Ham Chim Peng (pronounced in Cantonese more like, “hahm jeen baeng“) is one of those foods that I had many, many years ago and promptly forgot about. Apparently, everyone else has forgotten about it as well, which means the younger generations haven’t had the pleasure of trying this crispy fried Chinese beignet treat. These days, it’s difficult to find it anywhere…even in Chinatown!
The distinctive look and flavor of Ham Chim Peng comes from the key ingredient: the red-colored Chinese fermented bean curd (南腐乳), or “bean cheese.” Its unique flavor is slightly different than that of it’s “cousin,” white fermented bean curd. Ultimately, it adds a great deal of taste to the dough. (We’ve already used it in a few recipes on the blog: Chinese Fried Ribs, Braised Pork Belly with Arrowroot, and Buddha’s Delight. Have a look!)
Fermented bean cheese is usually served with porridge. Shanghainese people like to eat it with pao fan (泡饭)–leftover rice boiled with water. Funnily enough, Cantonese Fried Dough is usually also served with porridge as a breakfast meal. Personally, I like to eat it as is!
I recently posted a Chinese Fried Dough (Youtiao) recipe. This recipe is much easier by comparison. It should take less than an hour from start to finish.
Just like youtiao, this is a *classic* Chinese breakfast food, and I hate to see it be forgotten. Here’s how to make it!
First mix together the flour, baking powder, and baking soda in a mixing bowl. Next, add the dark brown sugar, regular sugar, mashed Chinese fermented red bean curd, and five-spice powder.

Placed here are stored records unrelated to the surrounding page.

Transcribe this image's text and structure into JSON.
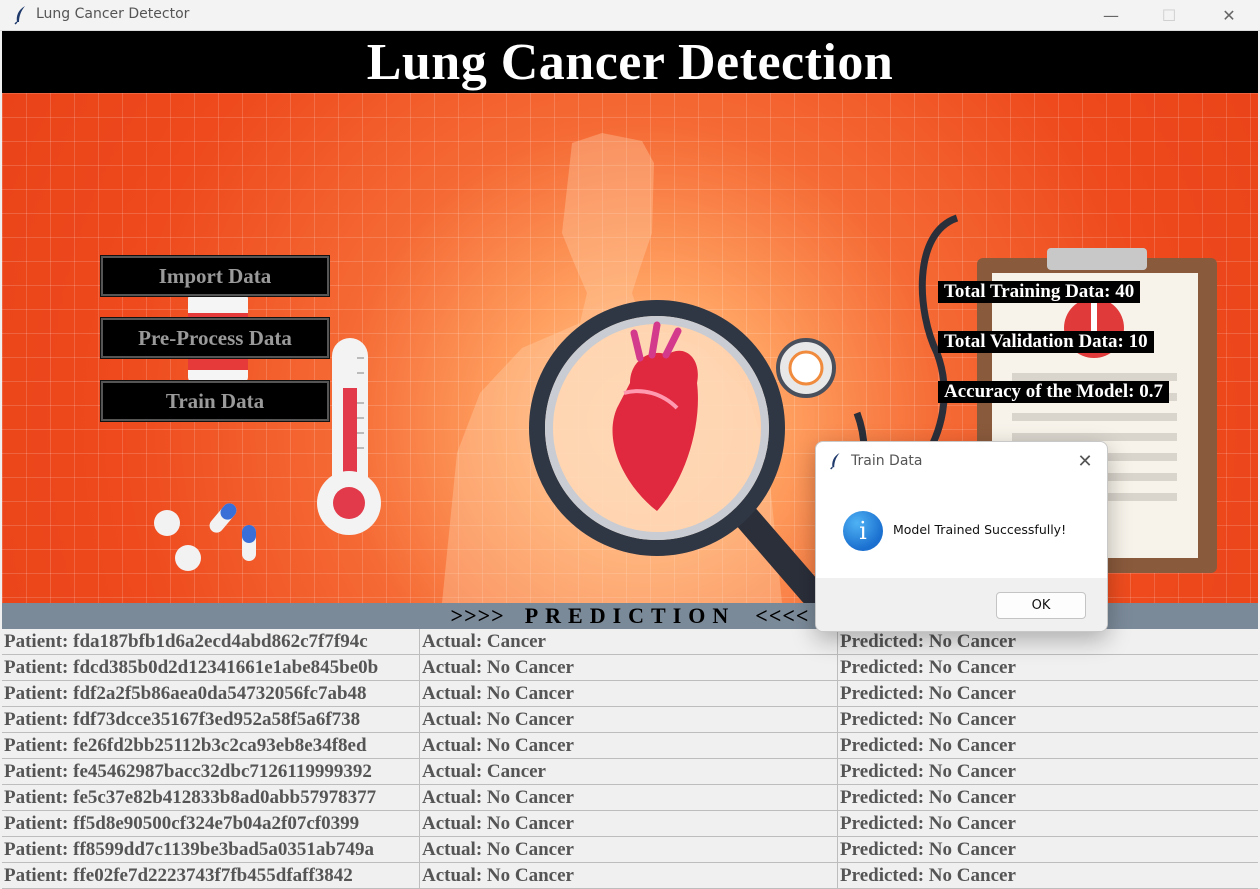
{
  "window": {
    "title": "Lung Cancer Detector",
    "minimize_glyph": "—",
    "maximize_glyph": "☐",
    "close_glyph": "✕"
  },
  "header": {
    "title": "Lung Cancer Detection"
  },
  "actions": {
    "import_label": "Import Data",
    "preprocess_label": "Pre-Process Data",
    "train_label": "Train Data"
  },
  "stats": {
    "training": "Total Training Data: 40",
    "validation": "Total Validation Data: 10",
    "accuracy": "Accuracy of the Model: 0.7"
  },
  "prediction": {
    "left_arrows": ">>>>",
    "title": "PREDICTION",
    "right_arrows": "<<<<",
    "rows": [
      {
        "patient": "Patient: fda187bfb1d6a2ecd4abd862c7f7f94c",
        "actual": "Actual: Cancer",
        "predicted": "Predicted: No Cancer"
      },
      {
        "patient": "Patient: fdcd385b0d2d12341661e1abe845be0b",
        "actual": "Actual: No Cancer",
        "predicted": "Predicted: No Cancer"
      },
      {
        "patient": "Patient: fdf2a2f5b86aea0da54732056fc7ab48",
        "actual": "Actual: No Cancer",
        "predicted": "Predicted: No Cancer"
      },
      {
        "patient": "Patient: fdf73dcce35167f3ed952a58f5a6f738",
        "actual": "Actual: No Cancer",
        "predicted": "Predicted: No Cancer"
      },
      {
        "patient": "Patient: fe26fd2bb25112b3c2ca93eb8e34f8ed",
        "actual": "Actual: No Cancer",
        "predicted": "Predicted: No Cancer"
      },
      {
        "patient": "Patient: fe45462987bacc32dbc7126119999392",
        "actual": "Actual: Cancer",
        "predicted": "Predicted: No Cancer"
      },
      {
        "patient": "Patient: fe5c37e82b412833b8ad0abb57978377",
        "actual": "Actual: No Cancer",
        "predicted": "Predicted: No Cancer"
      },
      {
        "patient": "Patient: ff5d8e90500cf324e7b04a2f07cf0399",
        "actual": "Actual: No Cancer",
        "predicted": "Predicted: No Cancer"
      },
      {
        "patient": "Patient: ff8599dd7c1139be3bad5a0351ab749a",
        "actual": "Actual: No Cancer",
        "predicted": "Predicted: No Cancer"
      },
      {
        "patient": "Patient: ffe02fe7d2223743f7fb455dfaff3842",
        "actual": "Actual: No Cancer",
        "predicted": "Predicted: No Cancer"
      }
    ]
  },
  "dialog": {
    "title": "Train Data",
    "message": "Model Trained Successfully!",
    "ok_label": "OK",
    "close_glyph": "✕",
    "info_glyph": "i"
  },
  "colors": {
    "background_orange": "#ee4a1d",
    "header_black": "#000000",
    "prediction_bar": "#7b8a99",
    "info_blue": "#1a6fcf"
  },
  "icons": [
    "feather-icon",
    "heart-icon",
    "magnifier-icon",
    "thermometer-icon",
    "stethoscope-icon",
    "clipboard-icon",
    "pills-icon",
    "info-icon"
  ]
}
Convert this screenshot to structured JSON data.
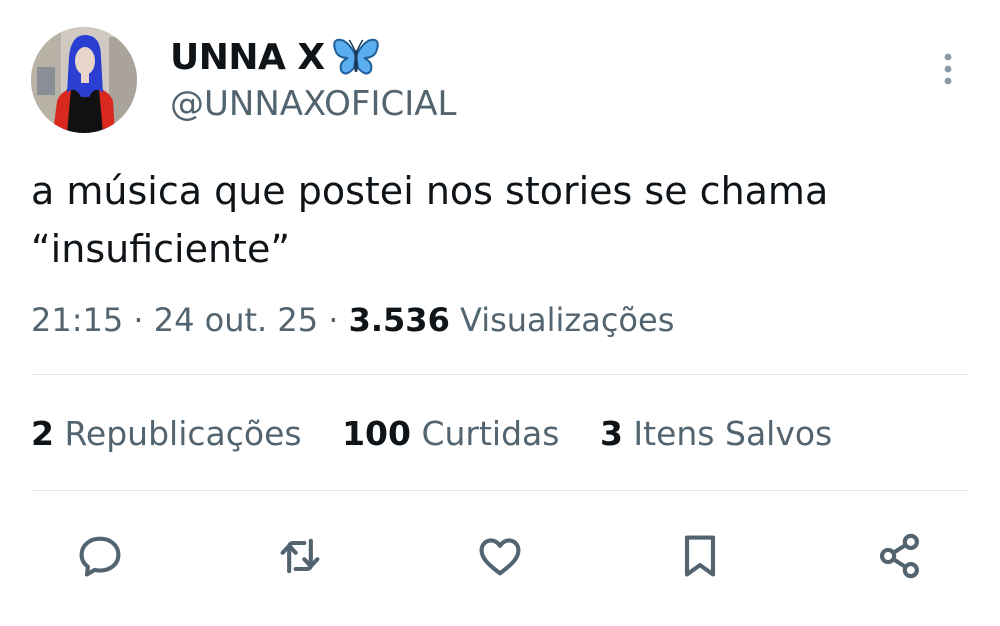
{
  "author": {
    "display_name": "UNNA X",
    "handle": "@UNNAXOFICIAL",
    "badge_icon": "butterfly-emoji"
  },
  "tweet": {
    "text": "a música que postei nos stories se chama\n“insuficiente”"
  },
  "meta": {
    "time": "21:15",
    "sep1": "·",
    "date": "24 out. 25",
    "sep2": "·",
    "views_count": "3.536",
    "views_label": "Visualizações"
  },
  "stats": {
    "reposts_count": "2",
    "reposts_label": "Republicações",
    "likes_count": "100",
    "likes_label": "Curtidas",
    "saves_count": "3",
    "saves_label": "Itens Salvos"
  },
  "icons": {
    "reply": "comment-icon",
    "repost": "repost-icon",
    "like": "heart-icon",
    "bookmark": "bookmark-icon",
    "share": "share-icon",
    "more": "more-vertical-icon"
  },
  "colors": {
    "text_primary": "#0f1419",
    "text_secondary": "#536471",
    "divider": "#e1e6ea",
    "butterfly": "#4fa3e8"
  }
}
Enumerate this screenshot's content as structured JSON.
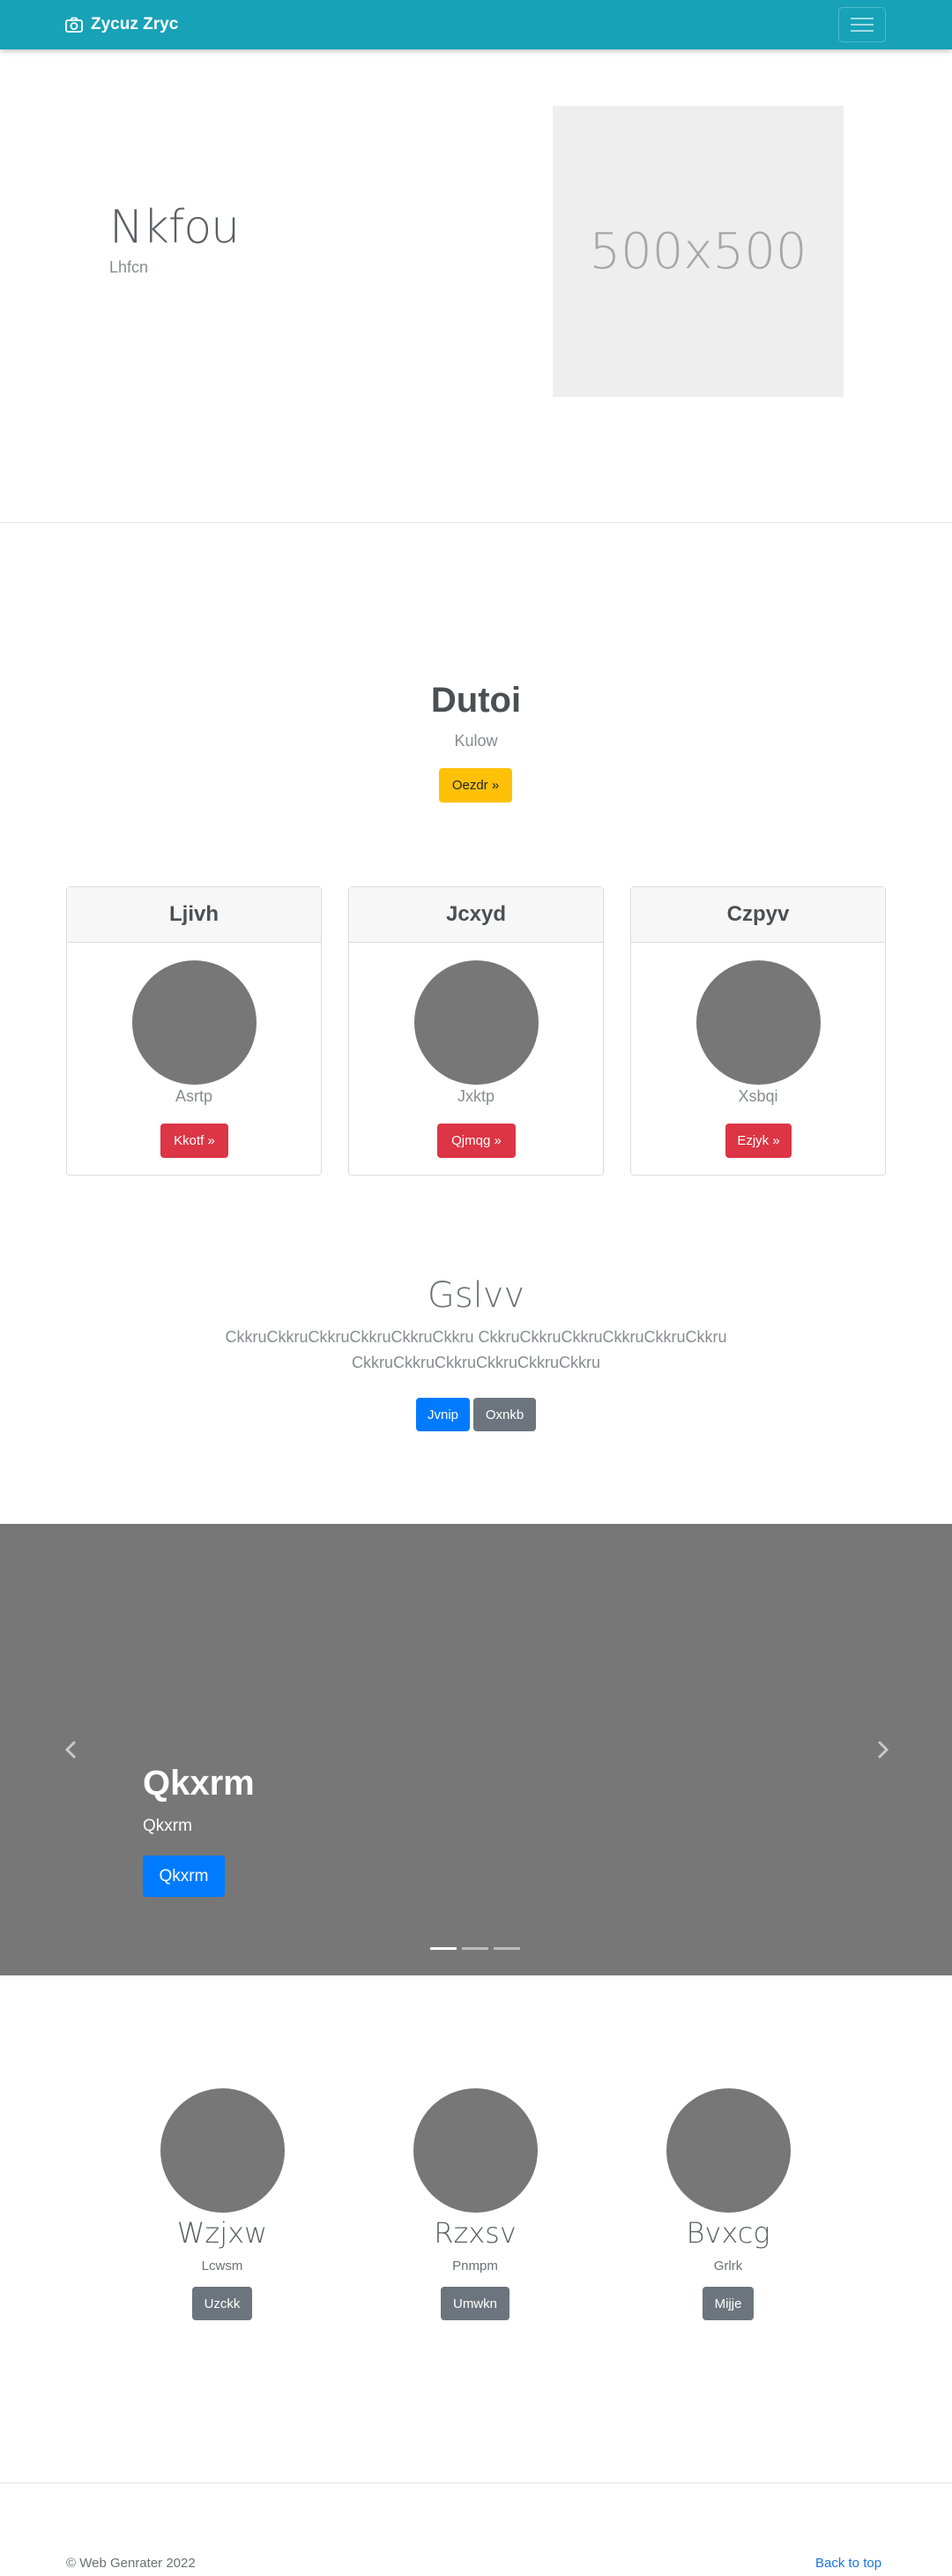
{
  "navbar": {
    "brand": "Zycuz Zryc",
    "brand_icon": "camera-icon",
    "toggler_icon": "hamburger-menu-icon"
  },
  "hero": {
    "title": "Nkfou",
    "subtitle": "Lhfcn",
    "image_placeholder": "500x500"
  },
  "section2": {
    "title": "Dutoi",
    "subtitle": "Kulow",
    "button": "Oezdr »",
    "button_color": "#ffc107"
  },
  "cards": [
    {
      "header": "Ljivh",
      "text": "Asrtp",
      "button": "Kkotf »"
    },
    {
      "header": "Jcxyd",
      "text": "Jxktp",
      "button": "Qjmqg »"
    },
    {
      "header": "Czpyv",
      "text": "Xsbqi",
      "button": "Ezjyk »"
    }
  ],
  "section3": {
    "title": "Gslvv",
    "line1": "CkkruCkkruCkkruCkkruCkkruCkkru CkkruCkkruCkkruCkkruCkkruCkkru",
    "line2": "CkkruCkkruCkkruCkkruCkkruCkkru",
    "primary_button": "Jvnip",
    "secondary_button": "Oxnkb"
  },
  "carousel": {
    "title": "Qkxrm",
    "subtitle": "Qkxrm",
    "button": "Qkxrm",
    "slide_count": 3,
    "active_slide": 1
  },
  "features": [
    {
      "title": "Wzjxw",
      "subtitle": "Lcwsm",
      "button": "Uzckk"
    },
    {
      "title": "Rzxsv",
      "subtitle": "Pnmpm",
      "button": "Umwkn"
    },
    {
      "title": "Bvxcg",
      "subtitle": "Grlrk",
      "button": "Mijje"
    }
  ],
  "footer": {
    "copyright": "© Web Genrater 2022",
    "back_to_top": "Back to top"
  },
  "colors": {
    "navbar": "#17a2b8",
    "danger": "#dc3545",
    "primary": "#007bff",
    "secondary": "#6c757d",
    "warning": "#ffc107"
  }
}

Slowly stir in the water to form a wet dough. Make sure everything is well-combined. Cover and let the dough rest for 15 minutes.
While the dough is resting, take a medium pot and fill it with about 1 inch of oil for frying. Set aside. Once the dough is rested, dust a clean surface with a good amount of flour, and scrape the dough onto the floured surface. The dough will be very wet, so flour both hands before handling the dough. Divide it into 12 equal pieces.
Take each dough ball, and dip it into sesame seeds to coat—more or less depending on your preference. You can also coat both sides if you like.
Flatten the dough to a 5-inch circle with a small hole in the middle and set aside on a well-floured surface. They can look quite rough at this point; don’t feel the need to make them look perfect! Repeat until all 12 dough balls have been shaped.
Now, heat the oil to 325 degrees. Keep the heat between 325 to 350 degrees for the duration of the frying process. Fry the dough in batches, frying each side until golden brown, flipping one to two times to brown both sides. It should take 1 to 2 minutes each.
Drain on plate lined with paper towels or a wire rack and serve alone or with porridge. You can also store extras in the fridge and rejuvenate them with a quick turn through the oven or toaster oven.